Sur les dépens et les frais irrépétibles
Les dispositions du jugement déféré relatives aux dépens et à l'article 700 du code de procédure civile seront confirmées.
En application des articles 696 et 699 du code de procédure civile, M. [T] et la société MS Amlin, qui succombent en leur appel, supporteront in solidum les dépens d'appel, dont distraction au bénéfice de la SELARL Minault Teriitehau, agissant par Me Teriitehau, avocat.

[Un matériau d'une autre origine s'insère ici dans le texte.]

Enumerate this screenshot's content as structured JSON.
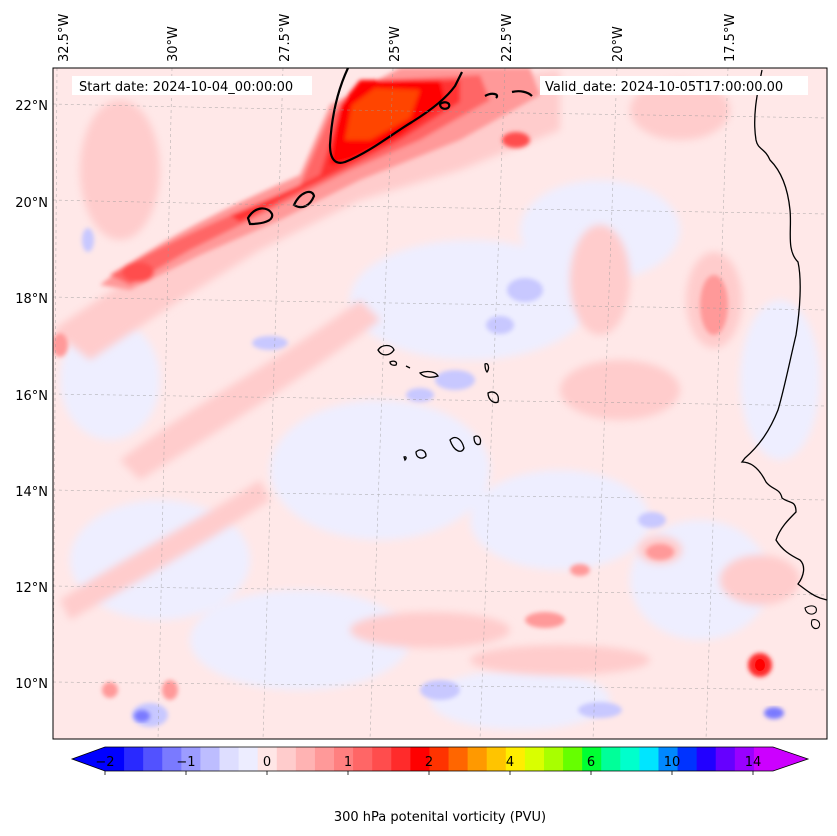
{
  "map": {
    "start_date": "Start date: 2024-10-04_00:00:00",
    "valid_date": "Valid_date: 2024-10-05T17:00:00.00",
    "lon_labels": [
      "32.5°W",
      "30°W",
      "27.5°W",
      "25°W",
      "22.5°W",
      "20°W",
      "17.5°W"
    ],
    "lat_labels": [
      "22°N",
      "20°N",
      "18°N",
      "16°N",
      "14°N",
      "12°N",
      "10°N"
    ],
    "extent": {
      "lon_min": -32.5,
      "lon_max": -15.1,
      "lat_min": 8.9,
      "lat_max": 22.8
    }
  },
  "colorbar": {
    "label": "300 hPa potenital vorticity (PVU)",
    "tick_labels": [
      "−2",
      "−1",
      "0",
      "1",
      "2",
      "4",
      "6",
      "10",
      "14"
    ],
    "colors": [
      "#0000ff",
      "#2929ff",
      "#5252ff",
      "#7a7aff",
      "#9c9cff",
      "#bdbdff",
      "#dedeff",
      "#ededff",
      "#ffe6e6",
      "#ffcccc",
      "#ffb3b3",
      "#ff9999",
      "#ff8080",
      "#ff6666",
      "#ff4d4d",
      "#ff2b2b",
      "#ff0000",
      "#ff3300",
      "#ff6600",
      "#ff9900",
      "#ffc400",
      "#ffee00",
      "#d9ff00",
      "#a8ff00",
      "#66ff00",
      "#00ff33",
      "#00ff99",
      "#00ffcc",
      "#00e5ff",
      "#0088ff",
      "#0033ff",
      "#2200ff",
      "#6600ff",
      "#9900ff",
      "#cc00ff"
    ],
    "extend_min_color": "#0000ff",
    "extend_max_color": "#cc00ff"
  }
}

Il n'apparaît pas inéquitable de laisser à chaque partie la charge de ses frais irrépétibles.
PAR CES MOTIFS
La COUR, statuant publiquement, par arrêt contradictoire,
CONFIRME en toutes ses dispositions le jugement rendu le 13 mai 2022 par le tribunal de commerce de Nanterre ;
Y ajoutant,
CONDAMNE M. [B] [T] et la société Amlin Insurance SE in solidum aux dépens d'appel, dont distraction au bénéfice de la SELARL Minault Teriitehau, agissant par Me Stéphanie Teriitehau, avocat ;
REJETTE toute autre demande.
Prononcé publiquement par mise à disposition de l'arrêt au greffe de la cour, les parties en ayant été préalablement avisées dans les conditions prévues au deuxième alinéa de l'article 450 du code de procédure civile.
Signé par Madame Bérangère MEURANT, Conseiller pour le Président empêché, et par M. BELLANCOURT, Greffier, auquel la minute de la décision a été remise par le magistrat signataire.